Und heute der nächste Tiefschlag! Fast zu erwarten gewesen oder?

Eyemaxx kann seine Anleihezinsen nicht zahlen!

Lapidar heisst es heute um 15:5 Uhr: „Die Eyemaxx Real Estate AG (ISIN DE000A0V9L94; „Eyemaxx“) verfügt derzeit nicht über die notwendigen Finanzmittel, um die am 26. Oktober 2021 fällige Zinszahlung für die 5,50-%-Unternehmensanleihe 2018/2023 (ISIN DE000A2GSSP3) fristgerecht zu leisten. Ursächlich hierfür sind bisher nicht eingegangene Zahlungszuflüsse aus getätigten Projektverkäufen im mittleren einstelligen Millionenbereich sowie deren gescheiterte Refinanzierung.“

Worst-Case. Bereits die „schöngerechneten Gewinne im ersten Halbjahr 2021, die auf einen „Gewinn von rund 500 TEUR kamen, der überraschende Verkauf des „grössten Berliner Entwicklungsprojekts“ der Eyemaxx wenige Monate nach dem gefeierten Erwerb. Und jetzt kann man nicht einmal die Halbjahreszinsen zahlen:  Bei einem Emissionsvolumen von 55 Mio EUR fehlen also bei einem Nominalzins 5,5 %

… eigentlich lächerliche 1,512 Mio EUR. Kann Eyemaxx nicht zahlen!
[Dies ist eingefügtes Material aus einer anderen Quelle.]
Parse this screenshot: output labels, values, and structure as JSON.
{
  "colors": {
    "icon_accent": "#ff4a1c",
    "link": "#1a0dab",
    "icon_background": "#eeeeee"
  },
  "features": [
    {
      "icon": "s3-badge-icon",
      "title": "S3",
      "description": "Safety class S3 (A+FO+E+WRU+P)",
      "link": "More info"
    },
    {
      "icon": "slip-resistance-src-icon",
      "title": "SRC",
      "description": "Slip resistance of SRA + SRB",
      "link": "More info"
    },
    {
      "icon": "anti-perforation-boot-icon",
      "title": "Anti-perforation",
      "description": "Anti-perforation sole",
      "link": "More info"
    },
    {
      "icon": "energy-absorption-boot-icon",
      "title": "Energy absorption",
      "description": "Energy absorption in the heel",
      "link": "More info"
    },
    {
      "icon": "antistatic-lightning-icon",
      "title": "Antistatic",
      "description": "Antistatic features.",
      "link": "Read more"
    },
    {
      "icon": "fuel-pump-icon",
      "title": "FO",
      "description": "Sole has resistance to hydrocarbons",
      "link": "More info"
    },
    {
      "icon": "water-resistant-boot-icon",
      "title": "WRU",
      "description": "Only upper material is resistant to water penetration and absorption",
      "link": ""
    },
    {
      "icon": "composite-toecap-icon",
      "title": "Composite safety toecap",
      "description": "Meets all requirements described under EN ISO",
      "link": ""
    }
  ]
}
Wie schlecht muss das Jahr 2019/20 wirklich verlaufen sein. Oder welche Buchungen in diesem Geschäftsjahr waren so schlecht dokumentiert, dass die Wirtschaftsprüfer bis heute ein Testat verweigerten? Viele Fragen, die Eyemaxx nun treffen werden. Und wie kann eine Zahlung von 1,5 Mio EUR nicht gewährleistet werden können? Ist Eyemaxx also Konkurs? Hätte das Management nicht schneller und eher agieren müssen? Viele Fragen, die derzeit noch offen sind.

Im freien Fall die Anleihenkurse und die Aktie der Eyemaxx – bekommt der Kapitalmarkt seinen zweiten Wirecard-Fall? Oder ist es wirklich nur eine Verschiebung ausstehender Zahlungen, die „etwas zu spät eingehen“?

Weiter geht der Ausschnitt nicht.